Emminghausen · Es sind zwar Sommerferien in NRW, doch nicht alle fahren in den Urlaub – und schon gar nicht sechs Wochen lang. Was aber tun mit den Kindern am Wochenende? Wir waren unterwegs auf einer Straußenfarm und haben uns zeigen lassen, warum sie sich als Ausflugsziel lohnt – und wie tierisch es dort zugeht.

Es sind zwar Sommerferien in NRW, doch nicht alle fahren in den Urlaub — und schon gar nicht sechs Wochen lang. Was aber tun mit den Kindern am Wochenende? Wir waren unterwegs auf einer Straußenfarm und haben uns zeigen lassen, warum sie sich als Ausflugsziel lohnt — und wie tierisch es dort zugeht.

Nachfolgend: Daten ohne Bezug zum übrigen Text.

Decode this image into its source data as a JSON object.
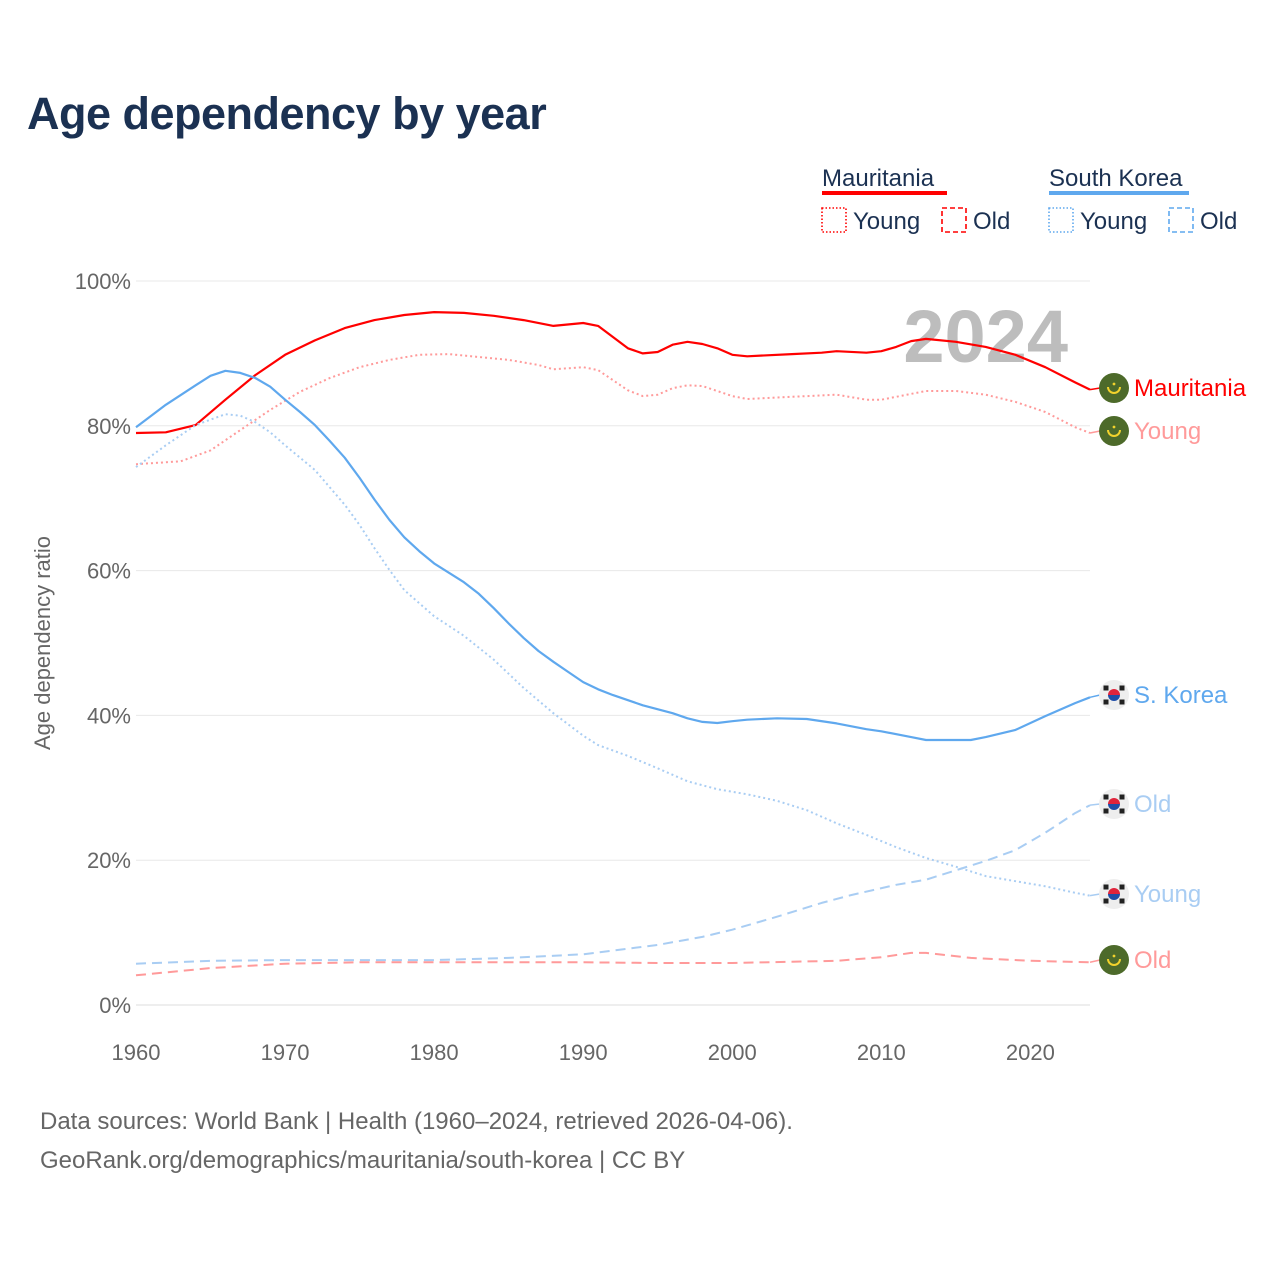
{
  "chart_data": {
    "type": "line",
    "title": "Age dependency by year",
    "xlabel": "",
    "ylabel": "Age dependency ratio",
    "xlim": [
      1960,
      2024
    ],
    "ylim": [
      0,
      100
    ],
    "x_ticks": [
      "1960",
      "1970",
      "1980",
      "1990",
      "2000",
      "2010",
      "2020"
    ],
    "y_ticks": [
      "0%",
      "20%",
      "40%",
      "60%",
      "80%",
      "100%"
    ],
    "grid": true,
    "year_watermark": "2024",
    "legend": {
      "placement": "top-right",
      "groups": [
        {
          "name": "Mauritania",
          "color": "#ff0000",
          "items": [
            "Young",
            "Old"
          ]
        },
        {
          "name": "South Korea",
          "color": "#5fa8ee",
          "items": [
            "Young",
            "Old"
          ]
        }
      ]
    },
    "series": [
      {
        "name": "Mauritania",
        "label": "Mauritania",
        "country": "mauritania",
        "color": "#ff0000",
        "style": "solid",
        "points": [
          [
            1960,
            79.0
          ],
          [
            1962,
            79.1
          ],
          [
            1964,
            80.1
          ],
          [
            1966,
            83.6
          ],
          [
            1968,
            87.0
          ],
          [
            1970,
            89.8
          ],
          [
            1972,
            91.8
          ],
          [
            1974,
            93.5
          ],
          [
            1976,
            94.6
          ],
          [
            1978,
            95.3
          ],
          [
            1980,
            95.7
          ],
          [
            1982,
            95.6
          ],
          [
            1984,
            95.2
          ],
          [
            1986,
            94.6
          ],
          [
            1988,
            93.8
          ],
          [
            1990,
            94.2
          ],
          [
            1991,
            93.8
          ],
          [
            1993,
            90.7
          ],
          [
            1994,
            90.0
          ],
          [
            1995,
            90.2
          ],
          [
            1996,
            91.2
          ],
          [
            1997,
            91.6
          ],
          [
            1998,
            91.3
          ],
          [
            1999,
            90.7
          ],
          [
            2000,
            89.8
          ],
          [
            2001,
            89.6
          ],
          [
            2004,
            89.9
          ],
          [
            2006,
            90.1
          ],
          [
            2007,
            90.3
          ],
          [
            2009,
            90.1
          ],
          [
            2010,
            90.3
          ],
          [
            2011,
            90.9
          ],
          [
            2012,
            91.7
          ],
          [
            2013,
            92.0
          ],
          [
            2015,
            91.6
          ],
          [
            2017,
            90.9
          ],
          [
            2019,
            89.8
          ],
          [
            2021,
            88.1
          ],
          [
            2023,
            86.0
          ],
          [
            2024,
            85.0
          ]
        ]
      },
      {
        "name": "Mauritania Young",
        "label": "Young",
        "country": "mauritania",
        "color": "#ff9a9a",
        "style": "dotted",
        "points": [
          [
            1960,
            74.7
          ],
          [
            1963,
            75.1
          ],
          [
            1965,
            76.6
          ],
          [
            1967,
            79.4
          ],
          [
            1969,
            82.2
          ],
          [
            1971,
            84.7
          ],
          [
            1973,
            86.6
          ],
          [
            1975,
            88.1
          ],
          [
            1977,
            89.1
          ],
          [
            1979,
            89.8
          ],
          [
            1981,
            89.9
          ],
          [
            1983,
            89.5
          ],
          [
            1985,
            89.1
          ],
          [
            1987,
            88.4
          ],
          [
            1988,
            87.8
          ],
          [
            1990,
            88.1
          ],
          [
            1991,
            87.7
          ],
          [
            1993,
            84.9
          ],
          [
            1994,
            84.1
          ],
          [
            1995,
            84.3
          ],
          [
            1996,
            85.2
          ],
          [
            1997,
            85.6
          ],
          [
            1998,
            85.5
          ],
          [
            2000,
            84.1
          ],
          [
            2001,
            83.7
          ],
          [
            2004,
            84.0
          ],
          [
            2007,
            84.3
          ],
          [
            2009,
            83.6
          ],
          [
            2010,
            83.6
          ],
          [
            2013,
            84.8
          ],
          [
            2015,
            84.8
          ],
          [
            2017,
            84.3
          ],
          [
            2019,
            83.3
          ],
          [
            2021,
            81.9
          ],
          [
            2023,
            79.8
          ],
          [
            2024,
            79.0
          ]
        ]
      },
      {
        "name": "South Korea",
        "label": "S. Korea",
        "country": "korea",
        "color": "#5fa8ee",
        "style": "solid",
        "points": [
          [
            1960,
            79.8
          ],
          [
            1962,
            82.9
          ],
          [
            1964,
            85.6
          ],
          [
            1965,
            86.9
          ],
          [
            1966,
            87.6
          ],
          [
            1967,
            87.3
          ],
          [
            1968,
            86.6
          ],
          [
            1969,
            85.4
          ],
          [
            1970,
            83.6
          ],
          [
            1971,
            81.9
          ],
          [
            1972,
            80.1
          ],
          [
            1973,
            77.9
          ],
          [
            1974,
            75.6
          ],
          [
            1975,
            72.8
          ],
          [
            1976,
            69.8
          ],
          [
            1977,
            67.0
          ],
          [
            1978,
            64.6
          ],
          [
            1979,
            62.7
          ],
          [
            1980,
            61.0
          ],
          [
            1981,
            59.7
          ],
          [
            1982,
            58.4
          ],
          [
            1983,
            56.8
          ],
          [
            1984,
            54.8
          ],
          [
            1985,
            52.7
          ],
          [
            1986,
            50.7
          ],
          [
            1987,
            48.9
          ],
          [
            1988,
            47.4
          ],
          [
            1989,
            46.0
          ],
          [
            1990,
            44.6
          ],
          [
            1991,
            43.6
          ],
          [
            1992,
            42.8
          ],
          [
            1994,
            41.4
          ],
          [
            1996,
            40.3
          ],
          [
            1997,
            39.6
          ],
          [
            1998,
            39.1
          ],
          [
            1999,
            38.95
          ],
          [
            2000,
            39.2
          ],
          [
            2001,
            39.4
          ],
          [
            2003,
            39.6
          ],
          [
            2005,
            39.5
          ],
          [
            2007,
            38.9
          ],
          [
            2009,
            38.1
          ],
          [
            2010,
            37.8
          ],
          [
            2012,
            37.0
          ],
          [
            2013,
            36.6
          ],
          [
            2016,
            36.6
          ],
          [
            2017,
            37.0
          ],
          [
            2019,
            38.0
          ],
          [
            2021,
            39.9
          ],
          [
            2023,
            41.7
          ],
          [
            2024,
            42.5
          ]
        ]
      },
      {
        "name": "South Korea Old",
        "label": "Old",
        "country": "korea",
        "color": "#a9cdf3",
        "style": "dashed",
        "points": [
          [
            1960,
            5.7
          ],
          [
            1965,
            6.1
          ],
          [
            1970,
            6.2
          ],
          [
            1975,
            6.2
          ],
          [
            1980,
            6.2
          ],
          [
            1985,
            6.5
          ],
          [
            1990,
            7.0
          ],
          [
            1995,
            8.3
          ],
          [
            1998,
            9.4
          ],
          [
            2000,
            10.4
          ],
          [
            2003,
            12.2
          ],
          [
            2006,
            14.1
          ],
          [
            2008,
            15.2
          ],
          [
            2011,
            16.6
          ],
          [
            2013,
            17.3
          ],
          [
            2015,
            18.6
          ],
          [
            2017,
            19.9
          ],
          [
            2019,
            21.4
          ],
          [
            2021,
            23.8
          ],
          [
            2023,
            26.5
          ],
          [
            2024,
            27.6
          ]
        ]
      },
      {
        "name": "South Korea Young",
        "label": "Young",
        "country": "korea",
        "color": "#a9cdf3",
        "style": "dotted",
        "points": [
          [
            1960,
            74.3
          ],
          [
            1962,
            77.3
          ],
          [
            1964,
            80.1
          ],
          [
            1966,
            81.6
          ],
          [
            1967,
            81.4
          ],
          [
            1968,
            80.5
          ],
          [
            1969,
            79.1
          ],
          [
            1970,
            77.3
          ],
          [
            1972,
            73.9
          ],
          [
            1974,
            69.1
          ],
          [
            1975,
            66.3
          ],
          [
            1976,
            63.1
          ],
          [
            1977,
            60.1
          ],
          [
            1978,
            57.3
          ],
          [
            1980,
            53.7
          ],
          [
            1982,
            51.0
          ],
          [
            1984,
            47.7
          ],
          [
            1986,
            43.8
          ],
          [
            1988,
            40.3
          ],
          [
            1990,
            37.2
          ],
          [
            1991,
            35.9
          ],
          [
            1993,
            34.4
          ],
          [
            1995,
            32.7
          ],
          [
            1997,
            30.9
          ],
          [
            1999,
            29.8
          ],
          [
            2001,
            29.1
          ],
          [
            2003,
            28.2
          ],
          [
            2005,
            26.9
          ],
          [
            2007,
            25.1
          ],
          [
            2009,
            23.5
          ],
          [
            2011,
            21.8
          ],
          [
            2013,
            20.3
          ],
          [
            2015,
            19.1
          ],
          [
            2017,
            17.8
          ],
          [
            2019,
            17.1
          ],
          [
            2021,
            16.4
          ],
          [
            2023,
            15.5
          ],
          [
            2024,
            15.1
          ]
        ]
      },
      {
        "name": "Mauritania Old",
        "label": "Old",
        "country": "mauritania",
        "color": "#ff9a9a",
        "style": "dashed",
        "points": [
          [
            1960,
            4.1
          ],
          [
            1965,
            5.1
          ],
          [
            1970,
            5.7
          ],
          [
            1975,
            5.9
          ],
          [
            1980,
            5.9
          ],
          [
            1990,
            5.9
          ],
          [
            1995,
            5.8
          ],
          [
            2000,
            5.8
          ],
          [
            2007,
            6.1
          ],
          [
            2010,
            6.6
          ],
          [
            2012,
            7.2
          ],
          [
            2013,
            7.2
          ],
          [
            2016,
            6.5
          ],
          [
            2020,
            6.1
          ],
          [
            2024,
            5.9
          ]
        ]
      }
    ]
  },
  "footer": {
    "line1": "Data sources: World Bank | Health (1960–2024, retrieved 2026-04-06).",
    "line2": "GeoRank.org/demographics/mauritania/south-korea | CC BY"
  }
}
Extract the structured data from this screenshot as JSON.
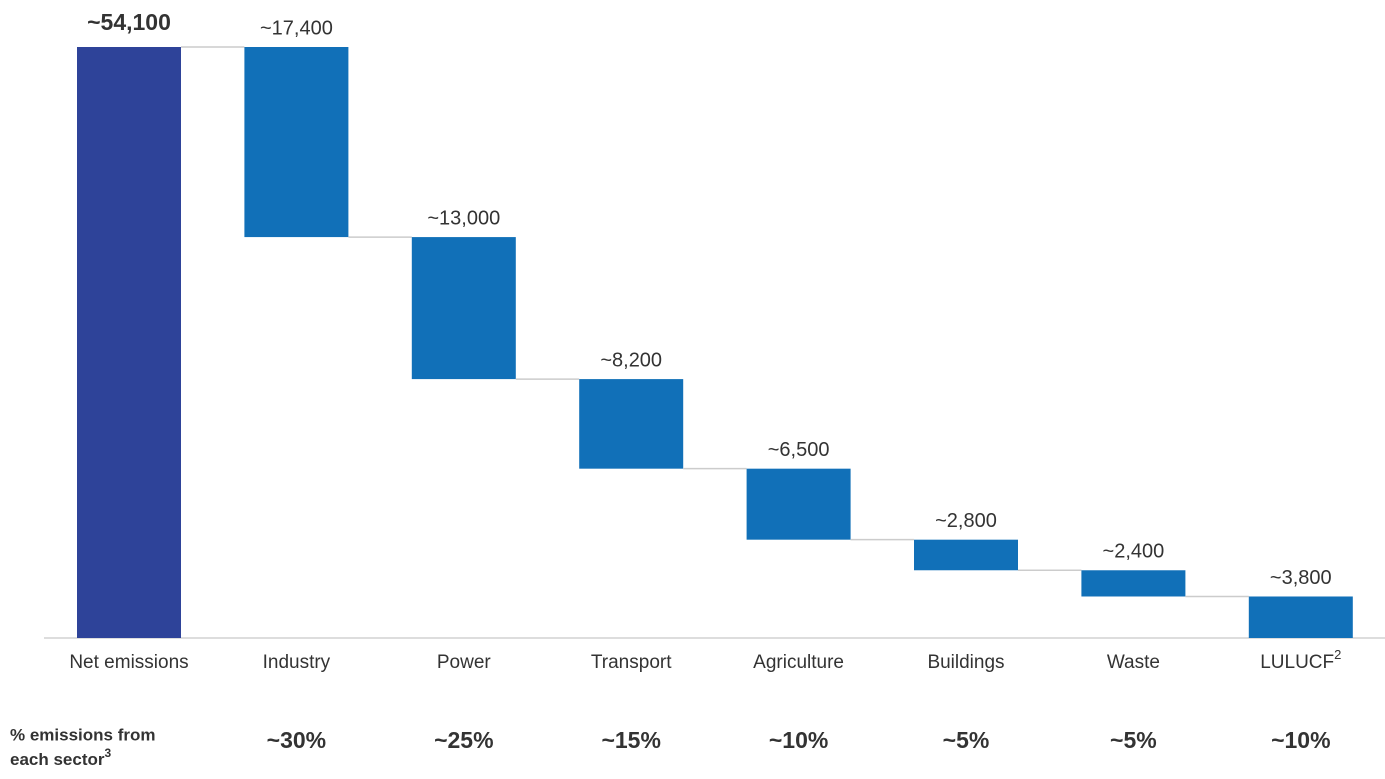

"Willst du schmusen? Ja, du willst schmusen." Es gibt viele Situationen in denen man solche Worte erwartet. Dass ein erwachsener Mann sie an einen 2,40 Meter großen Vogelstrauß richtet, gehört nicht unbedingt dazu.

Für Klaus Stöcker ist das jedoch die normalste Situation der Welt. Was andere nur hin und wieder im Zoo aus der Ferne sehen, gehört für den Besitzer der Straußenfarm Emminghausen zum Alltag. Rund 138 afrikanische Strauße flitzen derzeit auf seiner Farm durch weitläufige Gehege. Nach der Brutzeit können es sogar bis zu 250 sein. 34 davon sind als reine Zuchttiere ständige Farmbewohner.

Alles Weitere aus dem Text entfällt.